聖書によると、復活したイエスは40日にわたって弟子たちに姿を現した後、天に上げられました(使徒言行録1章3-11節)。昇天祭は、キリストの復活が何よりも時空を超えた神秘であることを明らかにします。そして、「主の昇天にわたしたちの未来の姿が示されています」と祈り、わたしたちがそのすばらしい神秘に招かれているという確信を新たにするのです。つまり、主の昇天は私たちの命の旅路のラストステーションであることを示されています。

主の昇天において、興味深いところはルカ福音書24章50節-51節のところにあります。主イエスは、弟子たちをベタニアまで連れて行かれて、そこで手を上げて弟子たちを祝福してくださいました。そして、祝福しながら、天国に出発したというエピソードでした。

なぜ、主イエスはエルサレムで出発して天国に上げられたのではなく、わざわざエルサレムから約2,8km離れたベタニアへ行って、そこで天国に出発したのでしょうか?聖書には詳しく説明をしていないのですが、イエスはそこに「連れ出す」ことによって、使徒たちにその特別な意味を悟らせようとしたと思います。

まず、「ベタニア」という名は、「いちじくの家」、あるいは、「悩みの家」「貧困の家」という意味です。そして、「ベタニア」は命を回復する象徴的な場所なのです。この名前から、ベタニアと呼ばれる地域で、洗礼者ヨハネが悔い改めて神を信じた人々に洗礼を授けたことが分かります。またベタニアと呼ばれる場所で、イエスはラザロを死からよみがえらせました。ですから、「ベタニア」という名は、「命を回復する象徴的な場所」であることがよく分かります。

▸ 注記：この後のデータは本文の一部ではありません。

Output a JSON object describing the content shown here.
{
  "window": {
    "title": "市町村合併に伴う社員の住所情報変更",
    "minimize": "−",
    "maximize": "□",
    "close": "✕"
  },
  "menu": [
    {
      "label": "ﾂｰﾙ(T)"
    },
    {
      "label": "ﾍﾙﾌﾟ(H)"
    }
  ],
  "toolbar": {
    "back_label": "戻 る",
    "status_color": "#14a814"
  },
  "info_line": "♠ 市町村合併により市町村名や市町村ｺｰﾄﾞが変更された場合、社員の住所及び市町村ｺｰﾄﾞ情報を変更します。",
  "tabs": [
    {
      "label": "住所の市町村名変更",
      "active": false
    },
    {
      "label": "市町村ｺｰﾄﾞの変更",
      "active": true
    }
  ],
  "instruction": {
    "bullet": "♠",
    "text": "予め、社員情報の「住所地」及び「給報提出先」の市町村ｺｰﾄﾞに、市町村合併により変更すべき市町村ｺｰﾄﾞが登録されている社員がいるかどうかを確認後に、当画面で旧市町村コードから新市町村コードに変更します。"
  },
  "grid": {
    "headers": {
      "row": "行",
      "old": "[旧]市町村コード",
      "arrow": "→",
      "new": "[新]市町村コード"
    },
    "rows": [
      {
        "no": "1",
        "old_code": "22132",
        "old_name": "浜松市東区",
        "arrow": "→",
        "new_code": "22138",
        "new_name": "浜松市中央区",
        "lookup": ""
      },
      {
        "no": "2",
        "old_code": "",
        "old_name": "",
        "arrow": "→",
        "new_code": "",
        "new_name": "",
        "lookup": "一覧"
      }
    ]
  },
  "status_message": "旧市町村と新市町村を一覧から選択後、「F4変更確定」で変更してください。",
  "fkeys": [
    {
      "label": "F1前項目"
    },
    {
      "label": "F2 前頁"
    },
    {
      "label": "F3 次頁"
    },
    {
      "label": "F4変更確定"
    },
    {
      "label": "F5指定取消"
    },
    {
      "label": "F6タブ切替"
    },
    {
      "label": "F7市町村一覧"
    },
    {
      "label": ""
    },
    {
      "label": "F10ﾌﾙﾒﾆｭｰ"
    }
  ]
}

上記の名前の意味に基づいて考えるなら、キリストに命じられた宣教の目的は誰よりも、まず、「悩みや苦しむ人々、悲しみや貧しい人々の命の回復」だということです。だから、主イエスはわざわざ弟子たちをベタニアまで連れて行かれたことはとても象徴的だと思います。福音の恵み「喜びの知らせ」はすべての人のためですが、その人たちいわゆる「「悩みや苦しむ人々、悲しみや貧しい人々の命の回復」を宣教の第一目的にしなければならないということです。

この世界には、恵まれない人々が多くいると思います。どうか、私たちが神に用いられて、その人々を助ける者、福音の喜びを伝える者、そして励ましとなることができますように。